Key Finding #3: Retailers are accelerating adoption of “future retail strategies”

Across the board, retailers have increased their efforts in establishing and expanding their ecommerce presence and delivery to improve their online shopping experience and become more efficient with sales.


Asked about how their top three business priorities have shifted from the beginning of the year:

  • 56% of retailers are prioritizing their ecommerce and online presence more.

  • 52% of retailers are also prioritizing delivery and fulfillment services from online orders and curbside pickup.

  • 42% of retailers digitalize and automate business processes.

Once viewed by many retailers as a “future strategy,” sales channels and fulfillment services, such as ecommerce, BOPIS, click-and-collect, and curbside pickup are fast becoming must-have services that are being expected and used by consumers.

How retailers have responded

Activity in BOPIS surged as much as 208% in the first few weeks of April, compared to 2019. The majority of retailers recognize that and are investing with increased urgency.

Retailers are expanding their selling avenues online and making sure their offerings in delivery, BOPIS/click-and-collect services provide a consistent and reliable digital experience across channels.

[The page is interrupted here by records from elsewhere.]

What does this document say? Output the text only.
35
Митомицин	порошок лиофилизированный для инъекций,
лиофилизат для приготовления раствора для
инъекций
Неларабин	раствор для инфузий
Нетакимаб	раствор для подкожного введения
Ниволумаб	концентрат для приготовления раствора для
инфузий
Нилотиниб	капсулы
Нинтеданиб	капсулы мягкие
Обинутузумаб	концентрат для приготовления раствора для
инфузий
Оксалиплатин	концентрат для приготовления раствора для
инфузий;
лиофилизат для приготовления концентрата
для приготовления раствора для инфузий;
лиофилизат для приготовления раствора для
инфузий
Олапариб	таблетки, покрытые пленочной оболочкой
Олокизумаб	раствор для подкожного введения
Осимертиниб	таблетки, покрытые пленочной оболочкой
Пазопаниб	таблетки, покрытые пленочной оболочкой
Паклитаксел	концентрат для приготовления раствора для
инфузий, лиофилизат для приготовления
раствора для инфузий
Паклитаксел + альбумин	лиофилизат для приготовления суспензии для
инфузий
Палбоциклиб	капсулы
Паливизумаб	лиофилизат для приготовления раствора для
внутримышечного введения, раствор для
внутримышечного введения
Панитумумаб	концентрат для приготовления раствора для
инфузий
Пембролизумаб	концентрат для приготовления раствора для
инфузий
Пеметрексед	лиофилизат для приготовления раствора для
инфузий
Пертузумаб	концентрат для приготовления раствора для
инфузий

Will this demand for ecommerce and its various fulfillment options continue? 73% of consumers surveyed in a separate Software Advice survey indicated that they will probably and most definitely continue shopping online after the pandemic ends.

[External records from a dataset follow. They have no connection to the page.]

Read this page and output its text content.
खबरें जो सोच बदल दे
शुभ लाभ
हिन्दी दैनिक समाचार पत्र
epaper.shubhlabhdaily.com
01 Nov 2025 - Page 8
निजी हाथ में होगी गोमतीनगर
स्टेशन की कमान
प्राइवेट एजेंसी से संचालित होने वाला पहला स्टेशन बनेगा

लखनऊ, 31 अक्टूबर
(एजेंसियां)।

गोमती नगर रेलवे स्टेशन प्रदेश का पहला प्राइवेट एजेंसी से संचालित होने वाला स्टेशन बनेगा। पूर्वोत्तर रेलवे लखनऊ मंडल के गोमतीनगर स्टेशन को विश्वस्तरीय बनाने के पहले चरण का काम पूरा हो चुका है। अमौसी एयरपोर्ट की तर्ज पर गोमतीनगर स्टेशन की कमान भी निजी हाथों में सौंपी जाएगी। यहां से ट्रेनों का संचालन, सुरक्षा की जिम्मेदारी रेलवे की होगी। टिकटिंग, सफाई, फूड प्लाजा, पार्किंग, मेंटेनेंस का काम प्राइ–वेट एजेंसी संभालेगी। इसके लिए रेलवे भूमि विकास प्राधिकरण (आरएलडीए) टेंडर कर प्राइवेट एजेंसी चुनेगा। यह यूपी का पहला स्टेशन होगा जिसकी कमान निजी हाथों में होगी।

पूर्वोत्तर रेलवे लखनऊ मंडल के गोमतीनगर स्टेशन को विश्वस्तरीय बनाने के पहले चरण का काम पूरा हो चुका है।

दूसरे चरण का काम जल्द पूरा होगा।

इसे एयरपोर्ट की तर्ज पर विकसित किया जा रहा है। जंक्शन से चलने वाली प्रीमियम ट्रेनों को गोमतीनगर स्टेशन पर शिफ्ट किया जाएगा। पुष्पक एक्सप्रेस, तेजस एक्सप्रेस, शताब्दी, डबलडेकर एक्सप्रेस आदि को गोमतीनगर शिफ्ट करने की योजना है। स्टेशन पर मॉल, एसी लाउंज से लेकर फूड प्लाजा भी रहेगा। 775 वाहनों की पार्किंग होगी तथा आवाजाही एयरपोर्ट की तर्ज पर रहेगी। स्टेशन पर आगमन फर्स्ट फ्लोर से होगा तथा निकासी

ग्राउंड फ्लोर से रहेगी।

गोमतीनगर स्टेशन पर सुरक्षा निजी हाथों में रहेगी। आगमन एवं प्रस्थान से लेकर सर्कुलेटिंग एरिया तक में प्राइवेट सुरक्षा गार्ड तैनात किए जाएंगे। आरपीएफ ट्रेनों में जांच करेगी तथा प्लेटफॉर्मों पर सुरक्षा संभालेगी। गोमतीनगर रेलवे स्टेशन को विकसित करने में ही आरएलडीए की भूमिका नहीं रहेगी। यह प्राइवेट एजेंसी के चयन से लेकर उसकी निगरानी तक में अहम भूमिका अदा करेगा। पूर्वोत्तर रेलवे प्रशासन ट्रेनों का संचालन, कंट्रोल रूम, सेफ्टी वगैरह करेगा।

How can smaller retailers compete with the likes of Amazon and Walmart to provide BOPIS, curbside pickup and same day delivery options?

They can do so by providing the “last mile delivery” answer. This can come in the form of repurposing their stores into mini fulfillment centers to support online orders. By converting your retail space to meet delivery needs, this places products in customers’ hands faster than ever.

The future of retail stores will be driven by technologies to provide a safe shopping experience

We’ve shared a lot about what customers are expecting of stores, and what retailers like yourself are putting in place now and in future to address new expectations.

As they adopt new business practices and models, retailers will have to turn to technology to meet changing demand in this new era.

Looking for more resources?

  • Learn how to transform your business in a new, online world: Read articles about how to reinvent your business, rebalance your budget, and reopen your doors.

  • For other retail research, best practices, and trends, check out our blog.

Lastly, to learn more about software tools, or any of the software categories that can help your retail business survive and thrive during this era, set up an appointment to talk to one of our retail software advisors, who will help you find the right software to suit your needs and budget.

Software Advice COVID-19 Retail Impact Survey 2020

The Software Advice COVID-19 HR Impact Survey was conducted in September 2020. We surveyed 429 retail “leaders,” defined as retail VPs, retail directors, retail managers, or any other role with retail leadership responsibilities, or any other role with retail leadership responsibilities at U.S.-based businesses. We worded the questions to ensure that each respondent fully understood the meaning and the topic at hand.

Software Advice COVID-19 Consumer Impact Survey 2020

The Software Advice COVID-19 Employee Impact Survey was conducted in May 2020. We surveyed 564 respondents within the U.S. We worded the questions to ensure that each respondent fully understood the meaning and the topic at hand.